As simulation, monitoring, and testing techniques continue to advance toward Digital Engineering ecosystem, many have found themselves drowning in Big Data. As the computational burden continues to increase, analysis becomes intractable. This presentation will focus on two methods that help manage Big Data: the subsampling of a large data set and the sliced sampling of a large data set into smaller, more manageable data sets for training emulators. Subsampling algorithms intelligently considers points for the subset that maintain the characteristics of the whole data set, reducing the potential bias is the subsampled data set. Similarly, sliced sampling intelligently partition the data into slices which allows for training a series of emulators that can be combined into one. A conceptual Digital Twin example will be given to illustrate the capabilities of each method.
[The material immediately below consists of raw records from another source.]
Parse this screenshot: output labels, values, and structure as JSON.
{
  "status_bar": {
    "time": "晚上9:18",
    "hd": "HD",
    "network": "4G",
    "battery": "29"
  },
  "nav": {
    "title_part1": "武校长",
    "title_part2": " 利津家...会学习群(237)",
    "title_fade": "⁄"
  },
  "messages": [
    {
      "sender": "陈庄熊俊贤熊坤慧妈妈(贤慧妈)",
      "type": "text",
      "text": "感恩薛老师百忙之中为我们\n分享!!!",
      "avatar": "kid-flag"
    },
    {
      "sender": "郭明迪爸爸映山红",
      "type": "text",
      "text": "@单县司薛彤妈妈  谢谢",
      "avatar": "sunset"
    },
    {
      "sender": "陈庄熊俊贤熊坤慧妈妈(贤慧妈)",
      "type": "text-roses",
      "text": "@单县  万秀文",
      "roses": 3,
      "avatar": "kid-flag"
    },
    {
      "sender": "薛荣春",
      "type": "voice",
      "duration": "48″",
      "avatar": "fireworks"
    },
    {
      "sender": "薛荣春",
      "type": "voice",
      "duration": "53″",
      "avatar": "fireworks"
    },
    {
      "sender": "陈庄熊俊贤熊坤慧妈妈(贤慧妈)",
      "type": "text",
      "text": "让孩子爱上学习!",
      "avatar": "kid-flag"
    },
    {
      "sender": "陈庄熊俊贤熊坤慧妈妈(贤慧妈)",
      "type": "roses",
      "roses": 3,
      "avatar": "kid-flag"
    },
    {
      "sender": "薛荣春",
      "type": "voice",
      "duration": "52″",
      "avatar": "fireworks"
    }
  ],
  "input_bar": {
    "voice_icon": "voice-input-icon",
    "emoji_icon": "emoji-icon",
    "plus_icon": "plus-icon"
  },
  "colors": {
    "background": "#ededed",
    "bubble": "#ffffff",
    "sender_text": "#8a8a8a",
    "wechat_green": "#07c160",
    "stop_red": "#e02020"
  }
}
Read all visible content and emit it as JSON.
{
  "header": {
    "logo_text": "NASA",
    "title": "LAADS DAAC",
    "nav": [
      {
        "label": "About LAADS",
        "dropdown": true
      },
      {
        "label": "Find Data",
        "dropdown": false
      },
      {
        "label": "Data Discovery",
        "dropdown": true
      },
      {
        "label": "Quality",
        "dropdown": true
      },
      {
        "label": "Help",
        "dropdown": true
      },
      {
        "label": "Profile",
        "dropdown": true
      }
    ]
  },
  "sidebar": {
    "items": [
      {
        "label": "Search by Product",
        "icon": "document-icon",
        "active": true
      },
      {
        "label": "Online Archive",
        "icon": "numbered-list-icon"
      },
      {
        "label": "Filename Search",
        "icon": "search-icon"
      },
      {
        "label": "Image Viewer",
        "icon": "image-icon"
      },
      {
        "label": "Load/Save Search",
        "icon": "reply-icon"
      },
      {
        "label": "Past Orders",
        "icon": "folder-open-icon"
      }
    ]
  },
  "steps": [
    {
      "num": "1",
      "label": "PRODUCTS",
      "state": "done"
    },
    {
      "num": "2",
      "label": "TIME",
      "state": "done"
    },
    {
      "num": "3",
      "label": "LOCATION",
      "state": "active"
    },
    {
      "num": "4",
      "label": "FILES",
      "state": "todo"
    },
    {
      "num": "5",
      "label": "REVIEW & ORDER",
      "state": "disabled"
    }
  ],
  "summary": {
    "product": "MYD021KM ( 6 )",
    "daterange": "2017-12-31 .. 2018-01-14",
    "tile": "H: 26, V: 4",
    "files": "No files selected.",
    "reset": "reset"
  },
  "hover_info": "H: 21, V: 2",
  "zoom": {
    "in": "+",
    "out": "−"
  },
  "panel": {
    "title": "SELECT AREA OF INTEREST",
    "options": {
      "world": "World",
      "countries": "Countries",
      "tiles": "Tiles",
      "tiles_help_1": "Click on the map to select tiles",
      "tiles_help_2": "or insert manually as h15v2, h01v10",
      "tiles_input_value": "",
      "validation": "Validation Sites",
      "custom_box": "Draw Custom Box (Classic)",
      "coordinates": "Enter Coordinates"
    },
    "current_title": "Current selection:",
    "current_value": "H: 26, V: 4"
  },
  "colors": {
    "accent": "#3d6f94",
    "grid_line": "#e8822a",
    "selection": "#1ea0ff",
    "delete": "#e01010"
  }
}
"Dr. Mark Andrews is SmartUQ’s UQ Technology Steward where he is responsible for advising SmartUQ on the industry’s uncertainty quantification needs and challenges. He is SmartUQ’s principal investigator for the Probabilistic Secondary Flow and Heat Transfer Model project as part of the Probabilistic Analysis Consortium for Engines (PACE). PACE is developed and managed by the Ohio Aerospace Institute (OAI) under contract with the Air Force Research Laboratory (ARFL) and engine OEMs to develop, apply, and validate advanced probabilistic methods that quantify uncertainty, achieving improvements in engine performance, cost, and reliability.
Prior to working at SmartUQ, Dr. Andrews spent 15 years at Caterpillar where he worked as a Senior Research Engineer, Engineering Specialist in Corporate Reliability, and Senior Engineering Specialist in Virtual Product Development. He is a member of the Probabilistic Methods, a subcommittee of Structures & Dynamics committee for ASME Turbo.